EVOLVE

 

Validation of an Energy-efficient longitudinal vehicle motion control based on model predictive control

 

Ansprechpartner

Name

Lucas Koch

Wissenschaftlicher Mitarbeiter

Telefon

work
+49 241 80 48105

E-Mail

E-Mail
 

Automatisierte Fahrfunktionen eröffnen gerade im dynamischen Stadtverkehr ein hohes Energieeinsparpotential durch eine optimierte, automatisierte Fahrzeuglängsführung.
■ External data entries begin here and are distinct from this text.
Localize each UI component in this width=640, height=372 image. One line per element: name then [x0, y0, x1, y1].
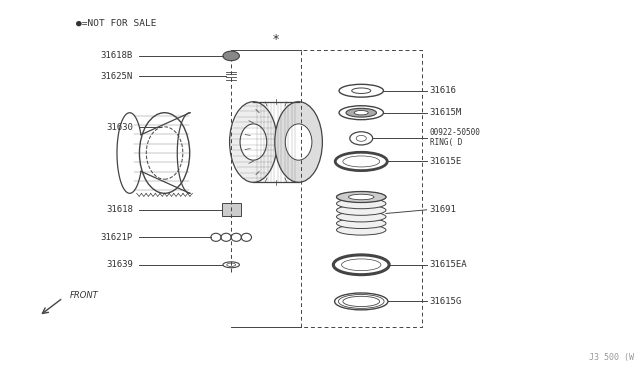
Text: *: * — [273, 33, 278, 46]
Ellipse shape — [230, 102, 277, 182]
Bar — [221, 203, 241, 217]
Text: J3 500 (W: J3 500 (W — [589, 353, 634, 362]
Text: 31615E: 31615E — [429, 157, 462, 166]
Ellipse shape — [349, 194, 374, 200]
Ellipse shape — [337, 225, 386, 235]
Text: 00922-50500: 00922-50500 — [429, 128, 481, 137]
Text: 31691: 31691 — [429, 205, 456, 214]
Text: 31618B: 31618B — [100, 51, 133, 60]
Text: 31618: 31618 — [106, 205, 133, 214]
Text: 31621P: 31621P — [100, 233, 133, 242]
Text: 31616: 31616 — [429, 86, 456, 95]
Circle shape — [223, 51, 239, 61]
Ellipse shape — [275, 102, 323, 182]
Ellipse shape — [337, 212, 386, 222]
Ellipse shape — [346, 108, 376, 117]
Text: 31615G: 31615G — [429, 297, 462, 306]
Text: 31630: 31630 — [106, 123, 133, 132]
Ellipse shape — [337, 192, 386, 202]
Text: ●=NOT FOR SALE: ●=NOT FOR SALE — [76, 19, 156, 28]
Ellipse shape — [337, 192, 386, 202]
Text: RING( D: RING( D — [429, 138, 462, 147]
Ellipse shape — [285, 124, 312, 160]
Text: FRONT: FRONT — [69, 291, 98, 301]
Ellipse shape — [240, 124, 267, 160]
Ellipse shape — [337, 205, 386, 215]
Text: 31615M: 31615M — [429, 108, 462, 117]
Text: 31625N: 31625N — [100, 71, 133, 81]
Ellipse shape — [337, 218, 386, 228]
Ellipse shape — [337, 198, 386, 209]
Text: 31615EA: 31615EA — [429, 260, 467, 269]
Text: 31639: 31639 — [106, 260, 133, 269]
Ellipse shape — [355, 110, 368, 115]
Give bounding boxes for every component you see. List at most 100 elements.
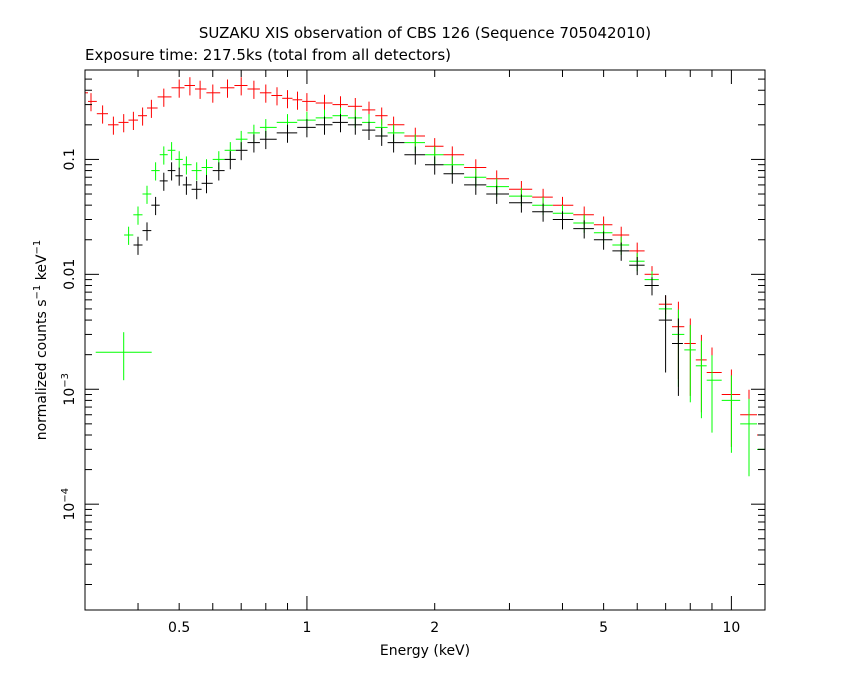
data-point xyxy=(706,355,722,433)
y-axis-label-text-1: normalized counts s xyxy=(34,299,50,440)
y-axis-label: normalized counts s−1 keV−1 xyxy=(32,240,50,441)
data-point xyxy=(706,347,722,425)
data-point xyxy=(509,187,533,206)
data-point xyxy=(573,214,594,233)
data-point xyxy=(387,134,405,153)
data-point xyxy=(234,77,248,96)
data-point xyxy=(658,295,672,373)
axis-ticks xyxy=(84,70,765,610)
x-axis-label: Energy (keV) xyxy=(380,643,470,659)
data-point xyxy=(118,114,129,133)
data-point xyxy=(259,130,277,150)
data-point xyxy=(175,167,183,186)
data-point xyxy=(464,169,487,188)
data-point xyxy=(247,134,260,153)
x-tick-label: 2 xyxy=(430,620,439,636)
data-point xyxy=(224,151,236,170)
data-point xyxy=(159,172,168,191)
data-point xyxy=(684,324,696,403)
data-point xyxy=(191,162,202,181)
data-point xyxy=(96,105,108,124)
data-point xyxy=(612,242,630,261)
data-point xyxy=(191,181,202,200)
y-axis-label-sup-1: −1 xyxy=(32,285,43,300)
x-tick-label: 5 xyxy=(599,620,608,636)
data-point xyxy=(259,119,277,138)
data-point xyxy=(629,257,645,276)
data-point xyxy=(171,79,185,98)
data-point xyxy=(532,196,553,216)
data-point xyxy=(88,93,97,112)
x-tick-label: 1 xyxy=(302,620,311,636)
data-point xyxy=(332,114,348,133)
data-point xyxy=(151,162,160,181)
data-point xyxy=(133,206,143,225)
data-point xyxy=(757,410,766,488)
data-point xyxy=(182,156,192,175)
data-point xyxy=(486,185,509,204)
data-point xyxy=(464,176,487,195)
data-point xyxy=(362,121,376,140)
data-point xyxy=(167,142,176,161)
data-point xyxy=(184,77,195,96)
y-tick-label: 0.1 xyxy=(62,148,78,170)
data-point xyxy=(573,220,594,239)
data-point xyxy=(757,424,766,502)
data-point xyxy=(532,203,553,222)
data-point xyxy=(297,119,316,138)
data-point xyxy=(167,162,176,181)
data-point xyxy=(259,84,272,103)
data-point xyxy=(271,87,283,106)
data-point xyxy=(124,226,134,245)
data-point xyxy=(142,185,152,204)
data-point xyxy=(404,134,425,153)
data-point xyxy=(425,156,444,175)
data-point xyxy=(175,151,183,170)
series-0 xyxy=(84,77,766,488)
plot-frame xyxy=(84,69,766,611)
data-point xyxy=(159,146,168,165)
data-point xyxy=(201,175,213,194)
data-point xyxy=(133,236,143,255)
data-point xyxy=(108,116,119,135)
data-point xyxy=(282,90,293,109)
data-point xyxy=(315,116,333,135)
data-point xyxy=(302,93,316,112)
y-tick-labels: 0.1 0.01 10−3 10−4 xyxy=(60,148,78,520)
data-point xyxy=(486,170,509,189)
data-point xyxy=(387,116,405,135)
data-point xyxy=(644,277,659,296)
data-point xyxy=(220,79,235,98)
data-layer xyxy=(84,77,766,502)
data-point xyxy=(443,146,465,165)
data-point xyxy=(404,146,425,165)
data-point xyxy=(292,91,303,110)
y-tick-label: 10−4 xyxy=(60,488,78,521)
data-point xyxy=(182,176,192,195)
data-point xyxy=(347,116,363,135)
data-point xyxy=(740,398,757,477)
y-tick-label: 10−3 xyxy=(60,373,78,406)
data-point xyxy=(532,188,553,207)
data-point xyxy=(573,206,594,225)
data-point xyxy=(206,84,221,103)
x-tick-label: 10 xyxy=(722,620,740,636)
x-tick-labels: 0.5 1 2 5 10 xyxy=(168,620,740,636)
data-point xyxy=(195,80,207,99)
data-point xyxy=(695,340,707,419)
data-point xyxy=(247,80,260,99)
y-axis-label-sup-2: −1 xyxy=(32,240,43,255)
data-point xyxy=(276,114,298,133)
data-point xyxy=(375,127,388,146)
data-point xyxy=(552,196,574,216)
data-point xyxy=(593,231,613,250)
data-point xyxy=(552,211,574,230)
data-point xyxy=(128,111,138,130)
data-point xyxy=(672,318,683,396)
y-axis-label-text-2: keV xyxy=(34,254,50,285)
data-point xyxy=(509,194,533,213)
series-2 xyxy=(133,114,683,396)
y-tick-label: 0.01 xyxy=(62,259,78,290)
data-point xyxy=(157,88,172,107)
Die komplexe Interaktion mit einer stochastischen, dynamischen Verkehrsumgebung stellt dabei hohe Anforderungen an die zu entwickelnden Regelalgorithmen. Zur Umsetzung einer optimierten Längsführung hat sich die Modellprädiktive Regelung (MPR) als vielversprechender Ansatz herausgestellt. Zur Generierung von energieeffizienten, sicheren und komfortablen Trajektorien zur Längsführung fließen die Fahrzeugdynamik sowie die prädizierten Bewegungsprofile der Verkehrsteilnehmer explizit in eine Optimierung ein. In vorausgehenden Arbeiten konnte so in einer Simulationsstudie durch eine auf MPR basierende Fahrstrategie je nach Antriebsart und Verkehrssituation bis zu 44% Antriebsenergie gegenüber einem menschlichen Fahrer eingespart werden.

Der Übertrag von simulationsbasierten Ansätzen in eine reale Validierung gestaltet sich herausfordernd. Um den Übertrag aus der Forschung hin zu Realanwendung zu ermöglichen, sollen im Rahmen dieses Projektes simulativ entwickelte Fahrfunktionen in echten Fahrszenarien validiert und abgesichert werden. Dazu wird ein mit grundlegender Umfeldsensorik ausgestattetes Serienfahrzeug um ein Rapid Control Prototyping (RCP)-Steuergerät erweitert, auf dem eine entwickelte MPR-Strategie implementiert wird. Basierend auf den Messdaten von spezifizierten Testszenarien kann das Modell zur Zustandsschätzung der dynamischen Fahrszenarien adaptiv angepasst und erweitert werden.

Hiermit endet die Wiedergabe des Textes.